东厢房里,裴长渊正坐在条案前,手里拿着那份清单,在看。苏晚词推门进去的时候,他抬起头。“卖了?”
“卖了。十二万。”
裴长渊不知道十二万在现代意味着什么,但他看到苏晚词脸上的表情,知道是一个不错的数字。“够买多少粮食?”
“够苍梧关六万人吃五天。”苏晚词在他旁边坐下来,“裴长渊,你清单上还有十几件东西。如果都能卖出去,加上我手上的现金,够苍梧关撑到明年开春。”
裴长渊沉默了一会儿。“那你呢?”
“我什么?”
“你那边怎么办?你父亲病了,你需要钱。”
苏晚词愣了一下。她没想到裴长渊会问这个。她以为他只关心苍梧关的粮食够不够,药品够不够,城墙够不够结实。但他问的是——她那边怎么办。
“我那边的事,我自己会处理。”苏晚词说。
“苏晚词。”
“嗯。”
“你帮了苍梧关这么多,我不能只拿不还。”裴长渊从怀里掏出一样东西,放在桌上。是一块玉佩,比之前那些都小,但玉质极好,羊脂白玉,没有一丝杂质。上面刻着两个字——长渊。

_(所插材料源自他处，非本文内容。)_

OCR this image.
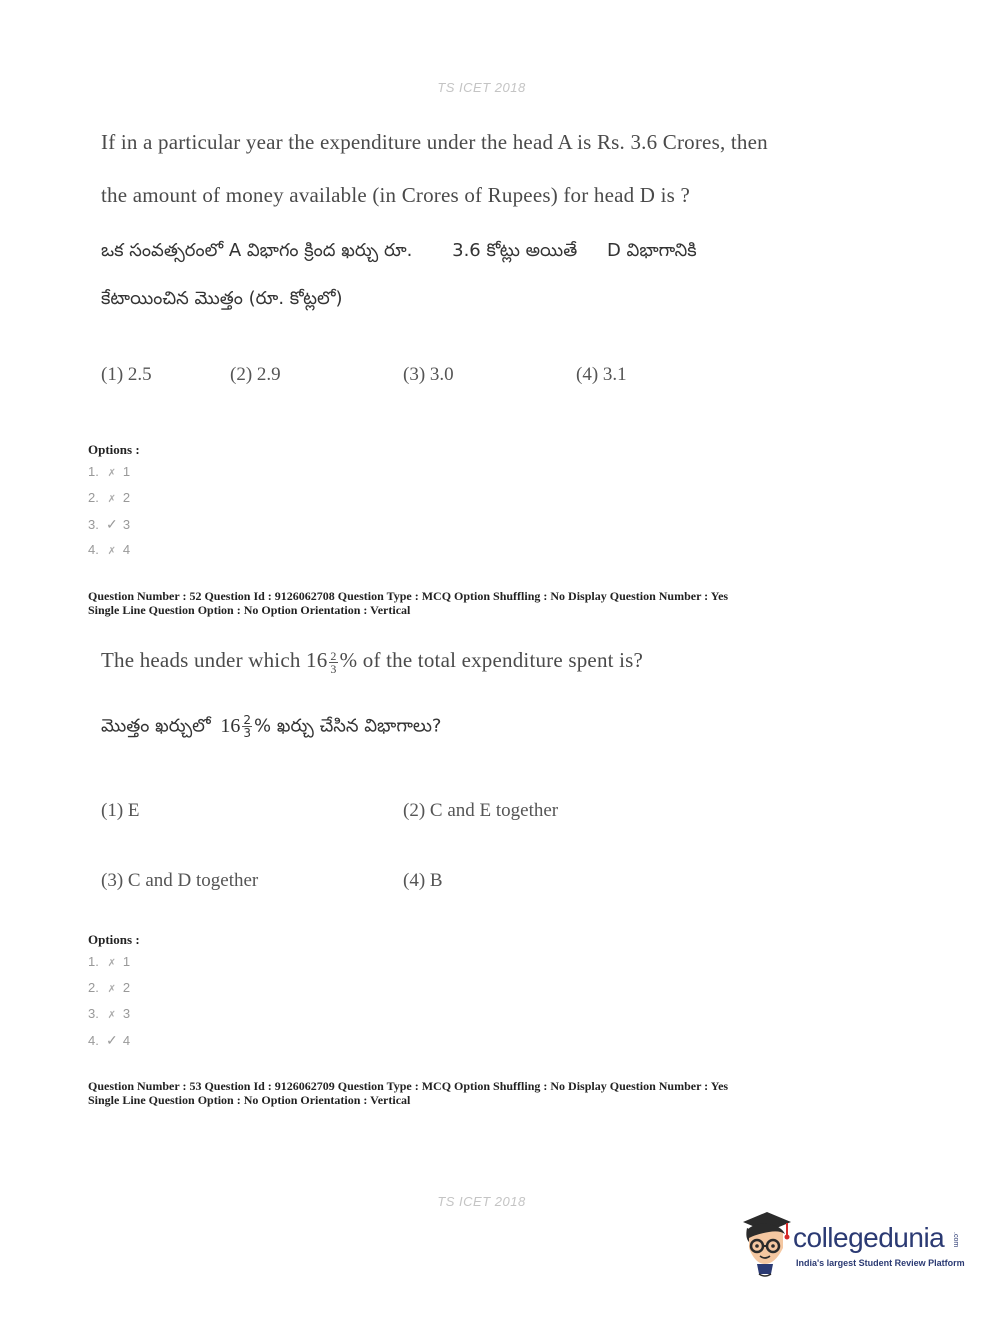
TS ICET 2018
If in a particular year the expenditure under the head A is Rs. 3.6 Crores, then
the amount of money available (in Crores of Rupees) for head D is ?
ఒక సంవత్సరంలో A విభాగం క్రింద ఖర్చు రూ. 3.6 కోట్లు అయితే D విభాగానికి
కేటాయించిన మొత్తం (రూ. కోట్లలో)
(1) 2.5	(2) 2.9	(3) 3.0	(4) 3.1
Options :
1. ✗ 1
2. ✗ 2
3. ✓ 3
4. ✗ 4
Question Number : 52 Question Id : 9126062708 Question Type : MCQ Option Shuffling : No Display Question Number : Yes
Single Line Question Option : No Option Orientation : Vertical
The heads under which $16 \frac{2}{3}$ % of the total expenditure spent is?
మొత్తం ఖర్చులో $16 \frac{2}{3}$ % ఖర్చు చేసిన విభాగాలు?
(1) E	(2) C and E together
(3) C and D together	(4) B
Options :
1. ✗ 1
2. ✗ 2
3. ✗ 3
4. ✓ 4
Question Number : 53 Question Id : 9126062709 Question Type : MCQ Option Shuffling : No Display Question Number : Yes
Single Line Question Option : No Option Orientation : Vertical
TS ICET 2018
collegedunia .com
India's largest Student Review Platform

“这是我的贴身玉佩,从小戴到大的。”裴长渊说,“你拿去卖了。”
苏晚词看着那块玉佩,看着上面“长渊”两个字,心里像被什么东西狠狠撞了一下。
“裴长渊,这是你贴身的东西,上面有你的名字——”
“我知道。”裴长渊打断她,“所以你帮我保管。等我死了,你再卖。”
苏晚词的眼泪一下子就涌了上来。
“你不会死。”她把玉佩推回去,“我不要你的贴身玉佩。你清单上的那些东西够用了,这个你留着。”
裴长渊看着她,没有把玉佩收回去。
“苏晚词,你总是替别人着想。什么时候替自己着想过?”
苏晚词张了张嘴,没说出话来。她想说自己没有替别人着想,她只是在做她应该做的事。但她知道裴长渊不会信。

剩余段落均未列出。